Dialogue : l’ONU, l’UE, l’UA et l’OIF réinstallent le doute

Jeudi 18 février 2016 - 11:31
Image

Lorsque l’on a appris mardi l’entrée en scène combinée de l’ONU (Organisation des Nations Unies), l’UE (Union Européenne), l’UA (Union Africaine) et l’OIF (Organisation Internationale de la Francophonie) dans le dossier du « Dialogue » à organiser entre Congolais, l’on a cru que l’heure de son déblocage avait sonné. Mais, après lecture du communiqué ficelé par ces organisations, force est de constater qu’au lieu d’évacuer les zones d’ombres, on continue plutôt de les entretenir.

Cela se ressent notamment à travers des termes tels que « élections à bonne date ». Pourquoi la communauté internationale ne clarifie-t-elle pas cette question ultra-sensible en s’appuyant sur la Constitution, dont les dispositions sont sans équivoque en ce qui concerne la tenue des élections présidentielle et législatives nationales ? Selon le législateur, l’élection présidentielle se tient 90 jours avant la fin du mandat du Chef de l’Etat en exercice. Bien que la CENI (Commission Electorale Nationale Indépendante) n’ait pas respecté cette disposition dans l’élaboration du calendrier électoral global qu’elle avait publié en février 2015, la classe politique a toléré la date du 27 novembre 2016 pour la présidentielle, d’autant qu’il était indiqué, dans le même document, que la passation des pouvoirs entre le président sortant et le président élu allait avoir lieu le 20 décembre 2016.
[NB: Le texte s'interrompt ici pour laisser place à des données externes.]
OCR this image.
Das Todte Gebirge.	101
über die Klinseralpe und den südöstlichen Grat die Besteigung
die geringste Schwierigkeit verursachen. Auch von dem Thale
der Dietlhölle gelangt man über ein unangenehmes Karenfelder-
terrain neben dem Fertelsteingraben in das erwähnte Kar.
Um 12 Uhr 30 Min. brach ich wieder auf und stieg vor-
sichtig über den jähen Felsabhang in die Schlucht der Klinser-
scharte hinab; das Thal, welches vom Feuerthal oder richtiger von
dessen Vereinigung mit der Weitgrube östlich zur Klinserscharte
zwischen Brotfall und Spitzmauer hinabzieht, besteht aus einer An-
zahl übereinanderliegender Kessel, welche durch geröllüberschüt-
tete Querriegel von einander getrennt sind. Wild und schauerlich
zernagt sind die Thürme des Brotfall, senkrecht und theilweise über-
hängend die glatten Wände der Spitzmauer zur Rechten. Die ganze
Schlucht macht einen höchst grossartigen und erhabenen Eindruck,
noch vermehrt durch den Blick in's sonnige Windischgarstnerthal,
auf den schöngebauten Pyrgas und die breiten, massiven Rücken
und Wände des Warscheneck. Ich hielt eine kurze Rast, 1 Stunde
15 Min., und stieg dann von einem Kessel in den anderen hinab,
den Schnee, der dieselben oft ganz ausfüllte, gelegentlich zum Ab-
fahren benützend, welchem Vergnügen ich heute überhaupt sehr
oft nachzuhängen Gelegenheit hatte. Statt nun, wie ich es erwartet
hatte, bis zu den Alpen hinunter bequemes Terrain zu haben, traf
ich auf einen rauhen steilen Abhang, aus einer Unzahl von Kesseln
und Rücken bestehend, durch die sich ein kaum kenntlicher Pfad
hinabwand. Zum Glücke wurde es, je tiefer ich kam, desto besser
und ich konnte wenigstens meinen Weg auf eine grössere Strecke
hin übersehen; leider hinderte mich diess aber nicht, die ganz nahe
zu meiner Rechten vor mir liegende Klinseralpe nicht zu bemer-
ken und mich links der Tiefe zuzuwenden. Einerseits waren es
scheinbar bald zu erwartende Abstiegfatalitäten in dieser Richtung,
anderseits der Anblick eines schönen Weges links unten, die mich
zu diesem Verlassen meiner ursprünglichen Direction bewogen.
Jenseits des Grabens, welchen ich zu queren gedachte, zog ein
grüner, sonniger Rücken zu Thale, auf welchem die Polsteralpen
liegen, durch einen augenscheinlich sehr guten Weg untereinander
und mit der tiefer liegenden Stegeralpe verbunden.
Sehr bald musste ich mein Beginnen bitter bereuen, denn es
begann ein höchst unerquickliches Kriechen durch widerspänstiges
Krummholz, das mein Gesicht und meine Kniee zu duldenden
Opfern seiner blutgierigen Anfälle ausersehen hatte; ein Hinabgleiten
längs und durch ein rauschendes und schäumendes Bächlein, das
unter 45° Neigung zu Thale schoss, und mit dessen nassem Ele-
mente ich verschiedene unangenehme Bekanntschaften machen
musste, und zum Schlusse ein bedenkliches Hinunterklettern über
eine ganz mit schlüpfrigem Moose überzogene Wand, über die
En parlant d’« élections à bonne date », l’ONU, l’UE, l’UA et l’OIF donnent l’impression de ne pas faire cas de scrutins hermétiquement verrouillés par le législateur congolais, tels la présidentielle et les législatives nationales. On pourrait même les soupçonner de vouloir cautionner le fameux « glissement ».

S’agissant du médiateur ou facilitateur, si l’on peut prendre acte de la confirmation d’Edem Kodjo au poste, l’on ne peut toutefois s’empêcher de s’interroger sur le véritable rôle qu’il est appelé à jouer. Alors que l’Opposition pro-dialogue le perçoit comme l’homme-orchestre appelé à mettre en place le Comité préparatoire du dialogue, à le convoquer et à le piloter sans interférence d’aucune partie prenante, la Majorité présidentielle le considère comme un simple accompagnateur, dont l’assistance ne serait sollicitée qu’en cas de blocage.

Si la communauté internationale ne précise par la mission exacte de son médiateur ou facilitateur et, surtout, si ce dernier commet l’erreur de travailler sous la dictée de l’une des parties prenantes, le dialogue risque d’être une foire aux cancres.

L’autre fait qui intrigue est que l’ONU, au lieu de prendre totalement en mains le dossier du futur dialogue entre Congolais, a préféré associer l’Union Africaine et l’Organisation Internationale de la Francophonie, deux structures qui n’ont pas bonne presse au sein de la classe politique et des masses africaines. L’UA est très mal vue à cause de l’image peu flatteuse qu’elle distille dans l’opinion africaine, à savoir celle de syndicat des Chefs d’Etat foncièrement allergiques à la démocratie et donc à l’alternance démocratique au pouvoir. L’OIF, pour sa part, s’apparente de plus en plus à la maison de retraite d’anciens Chefs d’Etats africains, sur lesquels ne peuvent compter les peuples d’Afrique pour casser la spirale des mandats à vie.

L’association momentanée UA/OIF pour le co-pilotage, avec l’Onu, du dialogue entre Congolais, ne peut qu’inspirer doute et méfiance. Les questions qui bloquent la tenue du dialogue entre Congolais, à savoir la neutralité et l’indépendance de la médiation, les quotas de représentation des partis politiques et organisations de la société civile, la durée des travaux, l’ordre du jour, la nature des résolutions à prendre et leur opposabilité à tous, la clarification des règles du jeu pour la tenue des élections…vont-elles être examinées à fond et résolues ?

Ce que les observateurs craignent, ce que l’ONU, l’UE, l’UA et l’OIF n’engagent la classe politique et la société civile congolaises dans un tunnel obscur, avec à la clef une situation plus confuse que celle qu’elles tentent de résoudre maintenant. Par conséquent, un maximum de soin devrait être mis aux préparatifs du dialogue, afin qu’il restaure effectivement l’espoir perdu pour la relance du processus électoral et le sauvetage de la Nation congolaise en grand danger d’implosion.